Back to Podcast Digest
Theo - t3.gg··32m

The language holding our agents back.

TL;DR

  • Bash unlocked coding agents, but it’s a stopgap — Theo argues tools like Cursor, Claude Code, Codex CLI, and T3 Code got dramatically better once models could use bash to search, edit, and run code, but bash lacks the structure, safety model, and portability agents will ultimately need.

  • Stuffing the whole codebase into context is both expensive and worse — he calls out repo-mixing as “the worst possible way to ever code with AI,” saying it cost his company at least $100,000 because 100k+ token prompts are slower, pricier, and make models more random and less accurate.

  • The real leap was letting models retrieve context instead of memorizing it — a 7-token grep command that fetches 30 useful tokens beats handing over 100,000 tokens up front, because deterministic tools like grep reduce the non-determinism that grows with larger context windows.

  • Too many tools poison agent performance just like too much context does — citing Reese’s framing, Theo says agents improved when they had fewer direct tools and a single bash execution layer, because dumping hundreds of tools or MCP specs into context makes models latch onto irrelevant options.

  • TypeScript looks like a stronger execution layer than bash — he points to Cloudflare’s code mode, Vercel’s “just bash,” and Malta’s “just JS” as evidence that letting models write JS/TS in isolated runtimes can cut token usage, improve accuracy, and support safer, typed approvals and permissions.

  • The next big battleground is where agents run and what they’re allowed to do — signed-in browser state, shared approvals, role-based access, destructive-action detection, and lightweight multi-tenant isolation are still unsolved, which Theo frames as a wide-open opportunity for builders.

The Breakdown

From giant prompts to agents that can actually use your machine

Theo opens with a joke about the bad old days: asking ChatGPT what commands to run, then copy-pasting them yourself. The modern shift is tools like Cursor, Claude Code, Codex CLI, and T3 Code giving models access to your system through bash — a huge step forward, but in his words, only “a really important stepping stone.”

Why tokenization and context windows matter more than people realize

He detours into how LLMs actually work: token-by-token autocomplete, where chat history heavily shapes what comes next. His key point is that newer tokenizers are much better for code than GPT-3-era tokenization, but even with better tokenization, context is still finite and overloaded prompts make models “way dumber” as you approach the limit.
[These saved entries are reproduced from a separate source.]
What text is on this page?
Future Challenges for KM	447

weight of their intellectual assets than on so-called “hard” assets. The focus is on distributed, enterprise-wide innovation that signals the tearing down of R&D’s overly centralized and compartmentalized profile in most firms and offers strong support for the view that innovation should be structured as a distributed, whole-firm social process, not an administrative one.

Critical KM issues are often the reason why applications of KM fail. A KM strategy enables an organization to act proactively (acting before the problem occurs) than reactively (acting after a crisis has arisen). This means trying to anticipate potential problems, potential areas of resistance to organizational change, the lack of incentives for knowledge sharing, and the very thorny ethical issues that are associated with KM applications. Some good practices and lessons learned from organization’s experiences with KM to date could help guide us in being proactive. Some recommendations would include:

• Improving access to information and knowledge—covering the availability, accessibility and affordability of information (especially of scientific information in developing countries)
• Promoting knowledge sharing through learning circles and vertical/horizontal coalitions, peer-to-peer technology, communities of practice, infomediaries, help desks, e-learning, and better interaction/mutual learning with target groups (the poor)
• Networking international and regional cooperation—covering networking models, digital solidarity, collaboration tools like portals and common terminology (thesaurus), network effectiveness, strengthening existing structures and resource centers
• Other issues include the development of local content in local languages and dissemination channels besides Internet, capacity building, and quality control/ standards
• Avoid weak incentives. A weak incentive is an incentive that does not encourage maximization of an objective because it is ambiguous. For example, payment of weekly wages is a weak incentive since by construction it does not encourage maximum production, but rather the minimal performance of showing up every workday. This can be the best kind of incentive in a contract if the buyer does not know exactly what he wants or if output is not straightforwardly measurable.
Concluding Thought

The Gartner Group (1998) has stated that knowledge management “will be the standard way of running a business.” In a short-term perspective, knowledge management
The repo-mix rant: why dumping your codebase is self-sabotage

This is the sharpest section of the video. Theo says tools that compress and paste entire codebases into context have cost his company “at least $100,000” because users fed 100,000+ token blobs into T3 Chat to get cheap coding help, resulting in slower, pricier, and lower-quality outputs. His analogy is simple: if you only need one TypeScript file, the model absolutely does not need every line of Rust in the repo too.

Bash works because it helps models discover, not remember

Instead of forcing the model to ingest everything, Theo says we should let it generate commands to find the relevant text it needs. A grep or ripgrep command is deterministic in a way the model itself is not, so the trick is using a small amount of generated text to fetch the right context, rather than hoping a huge prompt leads the model to the right place.

More tokens, more randomness — and why some labs are behind

He frames this as a spectrum from deterministic to random: console.log('hello') sits on one side, AI generation on the other, and “more tokens effectively equals more random.” That’s why he thinks OpenAI, Anthropic, and Chinese labs are ahead by emphasizing tool use, while Google over-optimized for retrieving from huge contexts — which he says is part of why Gemini still underperforms in coding workflows.

The execution layer problem is bigger than just a shell

Once Theo gets to the title thesis, the issue becomes clear: bash is too unstructured for approvals, permissions, safety, and multi-user environments. He riffs on real pain points — signed-in state shared across Cursor and OpenCode, approval fatigue that pushes everyone into “dangerously skip permissions mode,” and the inability to know whether a bash command is destructive, read-only, or even allowed.

MCP, tool bloat, and the case for code over tool specs

Theo takes another swing at MCP, saying most servers are bloated and make AI worse because their descriptions eat enormous context. He cites Anthropic’s tool-search work and Cloudflare’s code mode as better directions: convert capabilities into TypeScript SDKs the model can discover and write against, so code does the filtering instead of repeatedly bouncing huge tool outputs back through the model. In Cloudflare’s example, token use dropped from 43,500 to 27,000, with latency and benchmark accuracy improving too.

Why TypeScript sandboxes may be the future

The most forward-looking section centers on TypeScript as an execution layer: portable, typed, cheap to isolate, and runnable in environments like Node, V8, browsers, workers, or lightweight isolates. He points to Vercel’s just-bash, Malta’s just-JS, Reese’s Exeutor, and Dax experimenting with removing bash from OpenCode entirely, then closes with a call to builders: the UI for agents isn’t settled, the runtime isn’t settled, and this is one of those rare moments where “any one of us can be the one who changed it.”